He let his bow arm pivot down and yanked out his knife. Glancing right, he saw Saun pull his long sword, swing, and make the discovery that a blade length that gave great advantage from horseback was awkwardly constrained in a close-grown woods.
“You can’t lop heads here!” Dag yelled over his shoulder. “Go to thrusts!” He grunted as he folded in his bow-arm and shoved his left shoulder into the nearest attacker, knocking the man back down the hillside. He caught a blade that came out of seeming-nowhere on the brass of his hilt, and with a shuddering scrape closed in along it for a well-placed knee to a target groin. These men might have fancied themselves bandits, but they still fought like farmers.
Saun raised a leg and booted his blade free of a target; the man’s cry choked in his throat, and the withdrawing steel made an ugly sucking noise. Saun followed Dag at a run toward the bandit camp. Razi and Utau, to their right and left, paced them, closing in tight as they all descended, stooping like hawks.

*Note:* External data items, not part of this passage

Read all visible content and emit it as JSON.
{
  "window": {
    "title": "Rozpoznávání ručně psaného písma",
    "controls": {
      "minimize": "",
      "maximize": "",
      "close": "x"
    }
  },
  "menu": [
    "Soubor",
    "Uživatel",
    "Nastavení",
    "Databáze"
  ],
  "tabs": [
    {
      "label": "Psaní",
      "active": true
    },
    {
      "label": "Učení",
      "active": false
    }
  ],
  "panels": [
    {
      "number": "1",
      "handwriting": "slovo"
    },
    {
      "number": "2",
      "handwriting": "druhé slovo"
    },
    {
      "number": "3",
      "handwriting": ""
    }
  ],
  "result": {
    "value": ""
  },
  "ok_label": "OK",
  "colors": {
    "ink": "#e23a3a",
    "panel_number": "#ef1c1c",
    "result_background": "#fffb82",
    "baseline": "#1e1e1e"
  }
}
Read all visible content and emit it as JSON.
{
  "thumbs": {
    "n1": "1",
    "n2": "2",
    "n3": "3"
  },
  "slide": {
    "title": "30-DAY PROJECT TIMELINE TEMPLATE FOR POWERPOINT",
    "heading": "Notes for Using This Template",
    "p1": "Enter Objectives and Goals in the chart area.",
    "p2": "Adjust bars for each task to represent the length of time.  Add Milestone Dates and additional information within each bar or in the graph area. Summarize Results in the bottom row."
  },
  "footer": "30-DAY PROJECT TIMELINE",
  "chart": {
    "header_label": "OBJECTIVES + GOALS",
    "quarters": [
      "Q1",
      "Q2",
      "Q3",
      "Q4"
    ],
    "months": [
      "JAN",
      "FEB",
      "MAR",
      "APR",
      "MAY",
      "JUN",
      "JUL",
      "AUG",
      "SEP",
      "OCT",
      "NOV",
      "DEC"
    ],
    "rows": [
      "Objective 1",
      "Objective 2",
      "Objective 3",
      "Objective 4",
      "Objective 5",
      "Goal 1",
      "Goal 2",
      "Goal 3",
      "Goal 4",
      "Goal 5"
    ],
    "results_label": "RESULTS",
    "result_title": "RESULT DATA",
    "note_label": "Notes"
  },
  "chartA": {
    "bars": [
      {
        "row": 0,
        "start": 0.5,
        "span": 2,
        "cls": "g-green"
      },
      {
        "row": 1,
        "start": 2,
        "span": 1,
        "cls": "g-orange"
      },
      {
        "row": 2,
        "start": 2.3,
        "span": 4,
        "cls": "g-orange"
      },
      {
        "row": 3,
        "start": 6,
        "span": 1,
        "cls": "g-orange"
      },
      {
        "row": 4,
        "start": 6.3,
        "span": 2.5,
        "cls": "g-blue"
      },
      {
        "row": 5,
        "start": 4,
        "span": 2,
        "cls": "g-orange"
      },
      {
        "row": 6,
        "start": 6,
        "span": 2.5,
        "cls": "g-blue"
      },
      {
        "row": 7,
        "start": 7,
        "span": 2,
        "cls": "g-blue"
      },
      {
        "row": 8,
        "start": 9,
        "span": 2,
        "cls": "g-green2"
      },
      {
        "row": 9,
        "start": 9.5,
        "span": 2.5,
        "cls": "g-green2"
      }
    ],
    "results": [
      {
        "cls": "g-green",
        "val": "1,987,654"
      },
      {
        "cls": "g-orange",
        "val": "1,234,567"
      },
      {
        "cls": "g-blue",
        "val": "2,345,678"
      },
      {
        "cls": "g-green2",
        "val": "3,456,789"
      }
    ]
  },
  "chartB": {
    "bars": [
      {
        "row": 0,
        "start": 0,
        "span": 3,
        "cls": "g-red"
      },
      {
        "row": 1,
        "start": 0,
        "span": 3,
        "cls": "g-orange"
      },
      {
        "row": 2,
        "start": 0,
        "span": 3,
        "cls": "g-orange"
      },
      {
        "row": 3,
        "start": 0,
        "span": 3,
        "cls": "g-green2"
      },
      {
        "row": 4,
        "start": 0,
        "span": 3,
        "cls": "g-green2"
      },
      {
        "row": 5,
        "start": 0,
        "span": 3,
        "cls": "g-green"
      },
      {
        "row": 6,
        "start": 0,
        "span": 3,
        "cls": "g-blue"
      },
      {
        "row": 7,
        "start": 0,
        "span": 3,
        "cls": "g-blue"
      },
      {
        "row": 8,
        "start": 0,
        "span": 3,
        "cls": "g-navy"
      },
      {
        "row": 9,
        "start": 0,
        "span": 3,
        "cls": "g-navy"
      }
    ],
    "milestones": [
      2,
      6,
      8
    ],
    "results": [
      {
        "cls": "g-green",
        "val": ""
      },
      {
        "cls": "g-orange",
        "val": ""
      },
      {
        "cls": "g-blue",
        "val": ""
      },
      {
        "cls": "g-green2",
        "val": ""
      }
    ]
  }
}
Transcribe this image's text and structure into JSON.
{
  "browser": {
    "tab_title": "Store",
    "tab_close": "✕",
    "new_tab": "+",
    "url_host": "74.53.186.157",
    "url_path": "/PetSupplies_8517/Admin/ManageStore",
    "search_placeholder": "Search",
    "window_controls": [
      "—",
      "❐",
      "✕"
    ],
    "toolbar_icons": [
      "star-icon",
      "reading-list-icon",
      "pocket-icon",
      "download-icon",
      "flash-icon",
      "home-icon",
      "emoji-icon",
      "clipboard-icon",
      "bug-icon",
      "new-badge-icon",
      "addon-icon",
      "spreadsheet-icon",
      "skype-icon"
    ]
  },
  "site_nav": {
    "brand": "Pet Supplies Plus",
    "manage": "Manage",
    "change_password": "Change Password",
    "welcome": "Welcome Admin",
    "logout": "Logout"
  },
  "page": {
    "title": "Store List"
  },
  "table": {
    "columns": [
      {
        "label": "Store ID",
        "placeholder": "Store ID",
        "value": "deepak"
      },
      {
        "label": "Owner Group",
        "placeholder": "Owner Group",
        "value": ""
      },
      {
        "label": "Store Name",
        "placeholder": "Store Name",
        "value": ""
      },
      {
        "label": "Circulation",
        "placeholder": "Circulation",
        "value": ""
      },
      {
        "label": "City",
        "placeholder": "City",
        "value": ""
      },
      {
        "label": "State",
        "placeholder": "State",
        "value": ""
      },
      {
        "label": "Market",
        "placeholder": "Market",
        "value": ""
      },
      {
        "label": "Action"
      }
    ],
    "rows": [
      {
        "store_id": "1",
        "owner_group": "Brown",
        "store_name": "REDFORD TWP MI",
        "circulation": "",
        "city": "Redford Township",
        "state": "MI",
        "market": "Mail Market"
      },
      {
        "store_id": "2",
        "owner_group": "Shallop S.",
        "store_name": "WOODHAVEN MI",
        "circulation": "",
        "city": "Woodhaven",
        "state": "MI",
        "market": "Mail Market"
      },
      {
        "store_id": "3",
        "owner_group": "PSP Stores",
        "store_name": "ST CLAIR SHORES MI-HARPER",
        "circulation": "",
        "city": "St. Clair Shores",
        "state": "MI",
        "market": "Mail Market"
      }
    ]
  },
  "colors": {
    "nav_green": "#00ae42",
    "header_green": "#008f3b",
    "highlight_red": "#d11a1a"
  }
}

In the clearing, Saun devolved to his favorite powerful swings again. Which worked spectacularly bloodily when they connected, and left him wide open when they didn’t. A target succeeded in ducking, then came up swinging a long-handled, iron-headed sledgehammer. The breaking-pumpkin sound when it hit Saun’s chest made Dag’s stomach heave. Dag leaped inside the target’s lethal radius, clutched him tightly around the back with his bow-arm, and brought his knife up hard. Wet horrors spilled over his hand, and he twisted the knife and shoved the target off it. Saun lay on his back, writhing, his face darkening.
“Utau! Cover us!” Dag yelled. Utau, gasping for breath, nodded and took up a protective stance, blade ready. Dag slid down to Saun’s side, snapped off his bow lock and dropped it, and raised Saun’s head to his lap, letting his right hand slide over the strike zone.